Сейчас уже 10 часов 30 минут вечера. На чердаке надрывается кузнечик. Это ведь он коленку об коленку трет (а получается громко). Скоро засну. Спокойной ночи! Скажи Ивану, чтобы он в молчанку не играл. Что-то он очень короткие письма мне пишет. Да, главную новость чуть не умолчал: Олесю. Капралову мы приняли в нашу компанию. Я доволен. Только она часто на часы смотрит, боится занятия на скрипке пропустить. Семка обрадовался, что Олеся будет с нами, даже в ладоши захлопал. Меня это чуточку разозлило.
— Чего это ты? Уж не влюбился ли, случайно? — спросил я его.
— Нет. Но с ней хорошо, — ответил Семка.
Все. Засыпаю.
A. Костров.
«Прощайте, голуби»
Ребята, тут вот; в самом начале письма, я нарисовал план поселка, чтобы вы могли ориентироваться. Вы знаете, что художник я неважный, поэтому в схеме нашего поселка я только делаю намек штрихом и тут же пишу название, что это значит. Все линии, похожие на провода, будут считаться улицами, елочка — лесом, кружочек — озером или прудом. Правда, карта немножко путаной получилась, сами видите; но пока запомните этот квадрат.

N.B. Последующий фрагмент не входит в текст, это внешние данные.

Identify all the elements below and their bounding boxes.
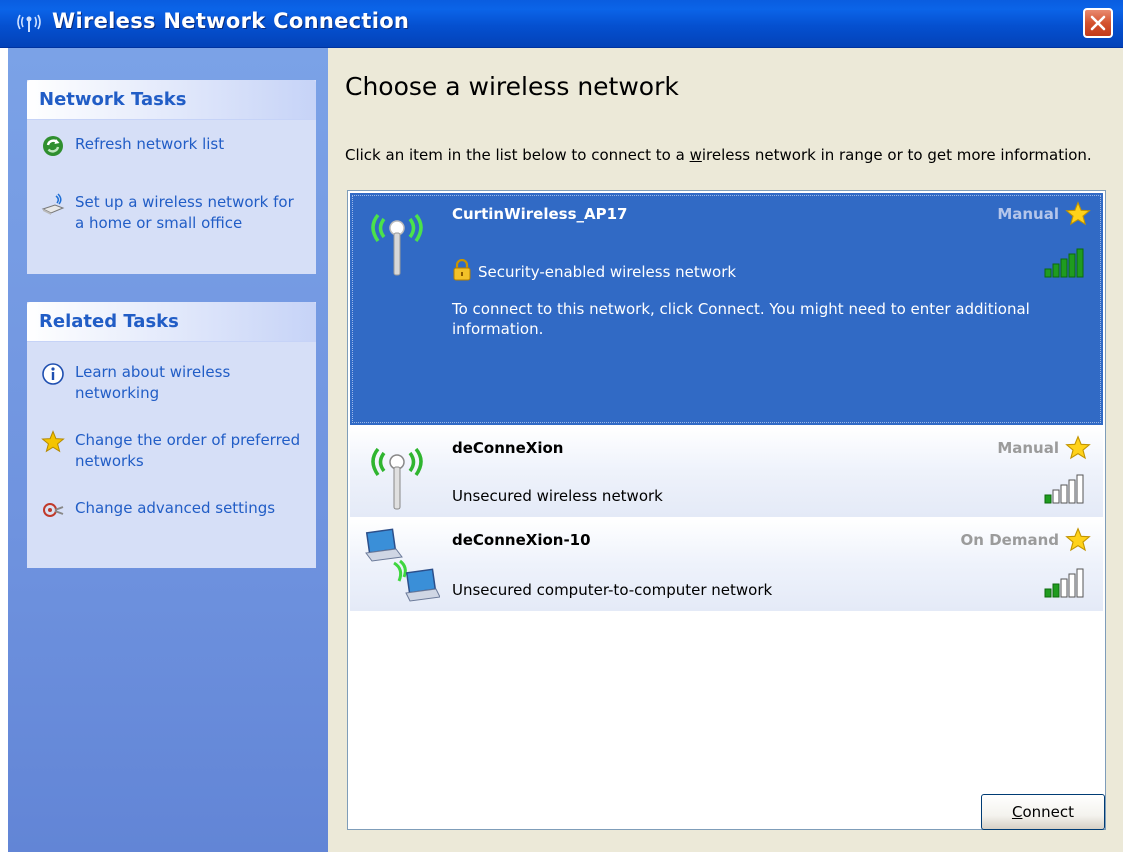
page-title: Choose a wireless network — [345, 72, 679, 101]
learn-wireless-label: Learn about wireless networking — [75, 363, 231, 402]
network-name: CurtinWireless_AP17 — [452, 205, 628, 223]
task-sidebar: Network Tasks Refresh network list Set u… — [8, 48, 328, 852]
network-list[interactable]: CurtinWireless_AP17 Manual Security-enab… — [347, 190, 1106, 830]
preferred-star-icon — [1065, 527, 1091, 552]
preferred-star-icon — [1065, 435, 1091, 460]
connection-mode: Manual — [997, 205, 1059, 223]
change-advanced-settings-link[interactable]: Change advanced settings — [41, 498, 305, 522]
connect-button[interactable]: Connect — [981, 794, 1105, 830]
network-item-deconnexion-10[interactable]: deConneXion-10 On Demand Unsecured compu… — [350, 519, 1103, 611]
signal-strength-icon — [1044, 568, 1084, 598]
network-security-status: Security-enabled wireless network — [478, 263, 737, 281]
connection-mode: Manual — [997, 439, 1059, 457]
refresh-icon — [43, 136, 63, 156]
learn-wireless-link[interactable]: Learn about wireless networking — [41, 362, 305, 404]
setup-wireless-network-label: Set up a wireless network for a home or … — [75, 193, 294, 232]
wireless-network-icon — [14, 11, 44, 33]
info-icon — [42, 363, 64, 385]
change-order-label: Change the order of preferred networks — [75, 431, 301, 470]
computer-to-computer-icon — [365, 528, 440, 602]
connection-mode: On Demand — [960, 531, 1059, 549]
title-bar[interactable]: Wireless Network Connection — [0, 0, 1123, 48]
preferred-star-icon — [1065, 201, 1091, 226]
star-icon — [41, 430, 65, 453]
close-button[interactable] — [1083, 8, 1113, 38]
access-point-icon — [371, 447, 423, 510]
wireless-setup-icon — [41, 193, 65, 215]
main-content: Choose a wireless network Click an item … — [328, 48, 1123, 852]
related-tasks-panel: Related Tasks Learn about wireless netwo… — [27, 302, 316, 568]
change-advanced-settings-label: Change advanced settings — [75, 499, 276, 517]
network-tasks-panel: Network Tasks Refresh network list Set u… — [27, 80, 316, 274]
window-title: Wireless Network Connection — [52, 9, 410, 33]
network-name: deConneXion-10 — [452, 531, 591, 549]
close-icon — [1090, 15, 1106, 31]
settings-icon — [43, 503, 64, 517]
refresh-network-list-label: Refresh network list — [75, 135, 225, 153]
network-name: deConneXion — [452, 439, 564, 457]
refresh-network-list-link[interactable]: Refresh network list — [41, 134, 305, 158]
signal-strength-icon — [1044, 474, 1084, 504]
access-point-icon — [371, 213, 423, 276]
related-tasks-header: Related Tasks — [27, 302, 316, 342]
instructions-text: Click an item in the list below to conne… — [345, 146, 1092, 164]
lock-icon — [453, 259, 471, 281]
change-order-link[interactable]: Change the order of preferred networks — [41, 430, 305, 472]
network-security-status: Unsecured computer-to-computer network — [452, 581, 773, 599]
network-item-curtinwireless-ap17[interactable]: CurtinWireless_AP17 Manual Security-enab… — [350, 193, 1103, 425]
network-item-deconnexion[interactable]: deConneXion Manual Unsecured wireless ne… — [350, 427, 1103, 517]
connection-instructions: To connect to this network, click Connec… — [452, 300, 1030, 338]
setup-wireless-network-link[interactable]: Set up a wireless network for a home or … — [41, 192, 305, 234]
network-security-status: Unsecured wireless network — [452, 487, 663, 505]
network-tasks-header: Network Tasks — [27, 80, 316, 120]
signal-strength-icon — [1044, 248, 1084, 278]
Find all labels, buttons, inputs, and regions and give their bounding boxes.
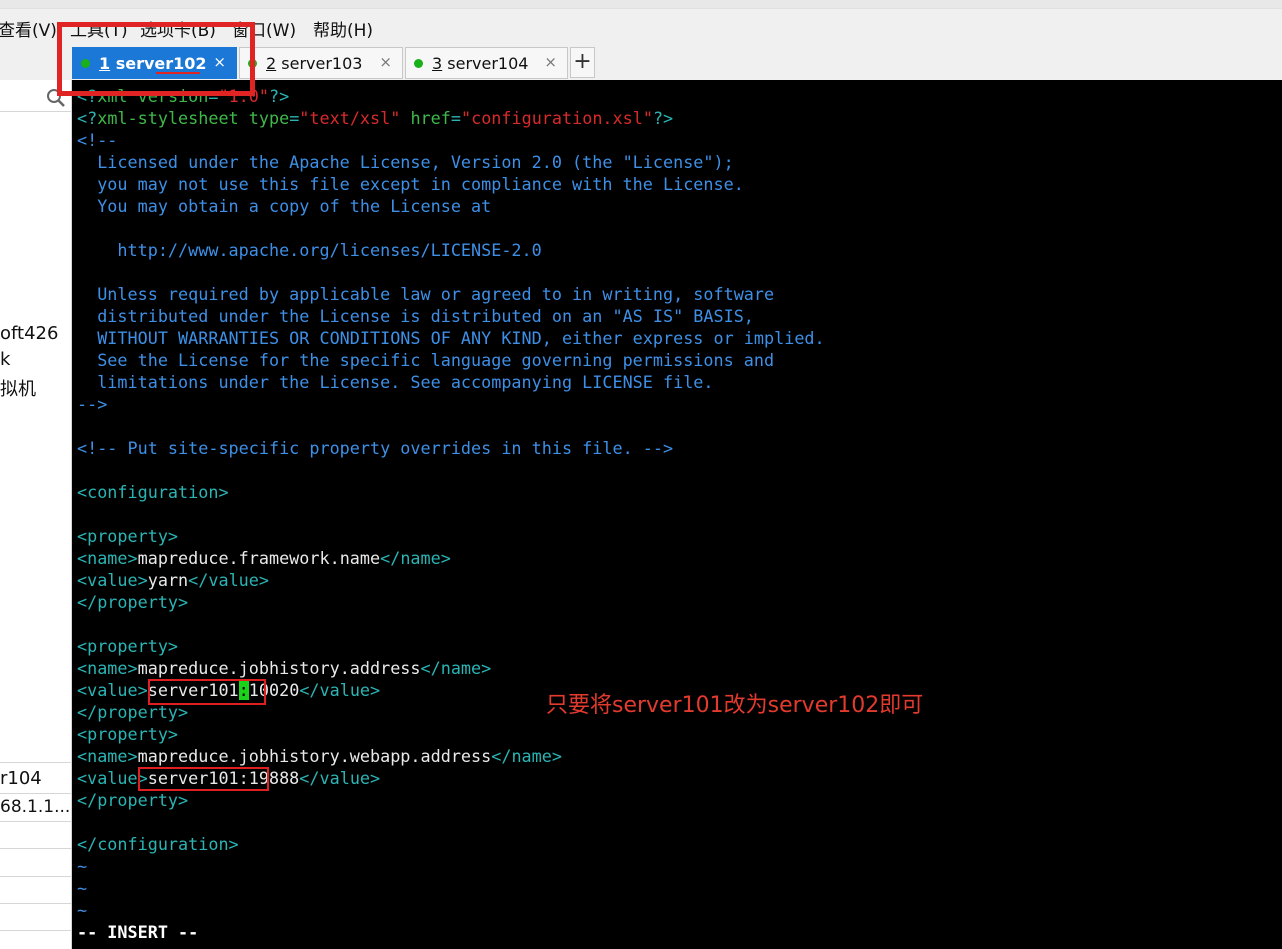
divider	[0, 903, 71, 904]
divider	[0, 111, 71, 112]
name-line-jobhistory: <name>mapreduce.jobhistory.address</name…	[77, 658, 492, 678]
xml-stylesheet-line: <?xml-stylesheet type="text/xsl" href="c…	[77, 108, 674, 128]
title-bar-strip	[0, 0, 1282, 9]
editor-line: Unless required by applicable law or agr…	[77, 284, 775, 304]
highlight-underline	[156, 72, 200, 74]
empty-line-tilde: ~	[77, 878, 88, 898]
session-item[interactable]: k	[0, 349, 10, 370]
editor-line: distributed under the License is distrib…	[77, 306, 754, 326]
editor-line: WITHOUT WARRANTIES OR CONDITIONS OF ANY …	[77, 328, 825, 348]
value-line-yarn: <value>yarn</value>	[77, 570, 269, 590]
highlight-box-webapp-host	[138, 767, 269, 791]
editor-line: <property>	[77, 636, 179, 656]
session-item[interactable]: oft426	[0, 323, 58, 344]
connected-status-icon	[414, 59, 423, 68]
divider	[0, 762, 71, 763]
tab-server104[interactable]: 3 server104 ×	[405, 47, 568, 79]
editor-line: <!--	[77, 130, 118, 150]
editor-line: You may obtain a copy of the License at	[77, 196, 492, 216]
session-host[interactable]: r104	[0, 768, 42, 789]
name-line-framework: <name>mapreduce.framework.name</name>	[77, 548, 451, 568]
divider	[0, 876, 71, 877]
new-tab-button[interactable]: +	[570, 47, 595, 78]
editor-line: </configuration>	[77, 834, 239, 854]
editor-line: http://www.apache.org/licenses/LICENSE-2…	[77, 240, 542, 260]
editor-line: <property>	[77, 526, 179, 546]
divider	[0, 848, 71, 849]
menu-help[interactable]: 帮助(H)	[313, 16, 373, 41]
editor-line: <configuration>	[77, 482, 229, 502]
divider	[0, 930, 71, 931]
annotation-note: 只要将server101改为server102即可	[546, 693, 924, 718]
session-ip[interactable]: 68.1.1...	[0, 797, 70, 817]
close-tab-icon[interactable]: ×	[544, 53, 557, 71]
session-item[interactable]: 拟机	[0, 375, 36, 401]
editor-line: -->	[77, 394, 108, 414]
editor-line: Licensed under the Apache License, Versi…	[77, 152, 734, 172]
highlight-box-active-tab	[57, 22, 255, 96]
editor-line: <property>	[77, 724, 179, 744]
editor-line: See the License for the specific languag…	[77, 350, 775, 370]
tab-label: 3 server104	[432, 54, 529, 73]
empty-line-tilde: ~	[77, 856, 88, 876]
highlight-box-address-host	[148, 679, 266, 705]
tab-label: 2 server103	[266, 54, 363, 73]
editor-line: </property>	[77, 592, 189, 612]
tab-server103[interactable]: 2 server103 ×	[239, 47, 403, 79]
editor-line: </property>	[77, 790, 189, 810]
terminal-vim-editor[interactable]: <?xml version="1.0"?> <?xml-stylesheet t…	[72, 80, 1282, 949]
session-manager-pane: ᛘ ✕ oft426 k 拟机 r104 68.1.1...	[0, 80, 72, 949]
editor-line: limitations under the License. See accom…	[77, 372, 714, 392]
editor-line: you may not use this file except in comp…	[77, 174, 744, 194]
editor-line: <!-- Put site-specific property override…	[77, 438, 674, 458]
menu-view[interactable]: 查看(V)	[0, 16, 57, 41]
divider	[0, 821, 71, 822]
vim-mode-status: -- INSERT --	[77, 922, 199, 942]
close-tab-icon[interactable]: ×	[379, 53, 392, 71]
name-line-webapp: <name>mapreduce.jobhistory.webapp.addres…	[77, 746, 562, 766]
empty-line-tilde: ~	[77, 900, 88, 920]
divider	[0, 793, 71, 794]
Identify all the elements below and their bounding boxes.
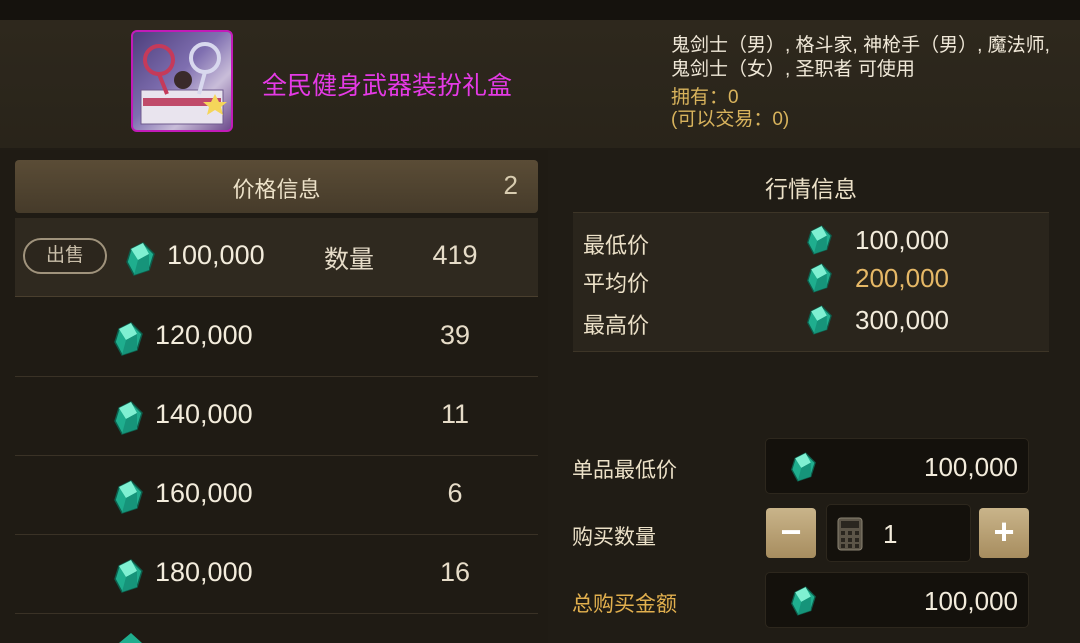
unit-min-price-field: 100,000 — [765, 438, 1029, 494]
gift-box-icon — [131, 30, 233, 132]
min-price-label: 最低价 — [583, 233, 650, 258]
gem-icon — [791, 586, 816, 616]
page-number: 2 — [503, 170, 518, 200]
unit-min-price-value: 100,000 — [924, 452, 1018, 482]
increase-quantity-button[interactable]: + — [979, 508, 1029, 558]
min-price-value: 100,000 — [855, 225, 949, 255]
purchase-quantity-label: 购买数量 — [572, 526, 656, 549]
quantity-input[interactable]: 1 — [826, 504, 971, 562]
unit-min-price-label: 单品最低价 — [572, 459, 677, 482]
listing-row[interactable]: 160,000 6 — [15, 456, 538, 535]
minus-icon: − — [780, 511, 802, 552]
listing-count: 16 — [439, 557, 471, 587]
gem-icon — [807, 263, 832, 293]
listing-count: 39 — [439, 320, 471, 350]
sell-button[interactable]: 出售 — [23, 238, 107, 274]
total-amount-value: 100,000 — [924, 586, 1018, 616]
listing-price: 100,000 — [167, 240, 265, 270]
quantity-label: 数量 — [324, 246, 375, 274]
item-name: 全民健身武器装扮礼盒 — [262, 72, 513, 100]
gem-icon — [807, 305, 832, 335]
listing-count: 6 — [447, 478, 463, 508]
max-price-label: 最高价 — [583, 313, 650, 338]
max-price-value: 300,000 — [855, 305, 949, 335]
calculator-icon[interactable] — [837, 517, 863, 551]
listing-row[interactable]: 180,000 16 — [15, 535, 538, 614]
gem-icon — [807, 225, 832, 255]
price-info-title: 价格信息 — [232, 177, 321, 202]
listing-row[interactable]: 120,000 39 — [15, 298, 538, 377]
tradable-count: (可以交易：0) — [671, 109, 790, 130]
gem-icon — [119, 633, 142, 643]
gem-icon — [126, 242, 155, 276]
top-bar — [0, 0, 1080, 22]
gem-icon — [114, 401, 143, 435]
listing-price: 160,000 — [155, 478, 253, 508]
avg-price-value: 200,000 — [855, 263, 949, 293]
plus-icon: + — [993, 511, 1015, 552]
gem-icon — [791, 452, 816, 482]
listing-row[interactable]: 140,000 11 — [15, 377, 538, 456]
listing-price: 180,000 — [155, 557, 253, 587]
gem-icon — [114, 480, 143, 514]
price-list-header: 价格信息 2 — [15, 160, 538, 213]
gem-icon — [114, 322, 143, 356]
listing-count: 11 — [440, 399, 470, 429]
avg-price-label: 平均价 — [583, 271, 650, 296]
total-amount-label: 总购买金额 — [572, 593, 677, 616]
total-amount-field: 100,000 — [765, 572, 1029, 628]
gem-icon — [114, 559, 143, 593]
listing-price: 140,000 — [155, 399, 253, 429]
listing-count: 419 — [432, 240, 478, 270]
listing-price: 120,000 — [155, 320, 253, 350]
decrease-quantity-button[interactable]: − — [766, 508, 816, 558]
listing-row[interactable]: 出售 100,000 数量 419 — [15, 218, 538, 297]
quantity-value: 1 — [883, 519, 898, 549]
market-info-title: 行情信息 — [765, 176, 857, 202]
usable-classes: 鬼剑士（男）, 格斗家, 神枪手（男）, 魔法师, 鬼剑士（女）, 圣职者 可使… — [671, 35, 1050, 80]
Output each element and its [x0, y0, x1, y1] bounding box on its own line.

Это дом Сережки Бобрикова. Волосы у него кудрявые, сам белобрысый, глаза черные как угли. Веснушки у него на лице, на ушах, на спине, на коленках и, наверное, даже на пятках.
Ногти он свои грязные грызет с утра до ночи. Штаны носит почти совсем без пуговиц. Держатся они у него на веревке, а иногда на честном слове. Один раз мне довелось услышать, как ему мать выговаривала: «Опять все пуговицы оборвал?! Ты что, откусываешь их и глотаешь, что ли?» Серега огрызнулся: «А зачем мне пуговицы? Так прохладней. Везде продувает!»
Сережке 14 лет. Когда меня Вилен знакомил с ним, то сказал:
— Это наш «Прощайте, голуби». Большой специалист головы голубям откручивать.
Так мы познакомились с Сережкой Бобриковым. Второй раз я его увидел, когда он шел к себе домой, держа на веревке лохматого пса. Пес огромный. Дворняга. «Прощайте, голуби» Полканом его назвал. На одном боку у пса было рыжее пятно и черное, а на другом — черное и коричневое. Одно ухо заваливается. Он был весь в репьях и очень пыльный. Язык набок, как флажок. Хвостом из стороны в сторону чирик-чирик-чирик. Потом стал гоняться за своим хвостом.
— Куда ты его ведешь? — спросил я Бобрикова.
— Да тут недалеко. — Он подвел меня к забору, ткнул пальцем в приклеенную, к доске бумажку. — Читай, — говорит. — Только этот бой уже состоялся.
Я стал читать: «Объявление! Всем! Всем нашим! Сегодня будет бой между псом Полканом и котом Яшкой. Все будет происходить на паляне Зеленуха. Время мачта назначено, как только солнце костьнется поломанной сосны. Приходите, будит очень весела! С. Бобриков».
Прочитал я его воззвание и спросил:
— А ты в каком классе учишься?
— В шестой перевалил. Два года в пятом сидел.
— А объявление ты нарочно безграмотно написал? — спрашиваю.
— Вот еще… — смеясь, ответил Сережка.
— Тут миллион ошибок, — показал я на его объявление.
— Сосчитал! Да тут и букв-то не больше, чем пятьдесят.
— А животных, — спрашиваю, — зачем стравливать?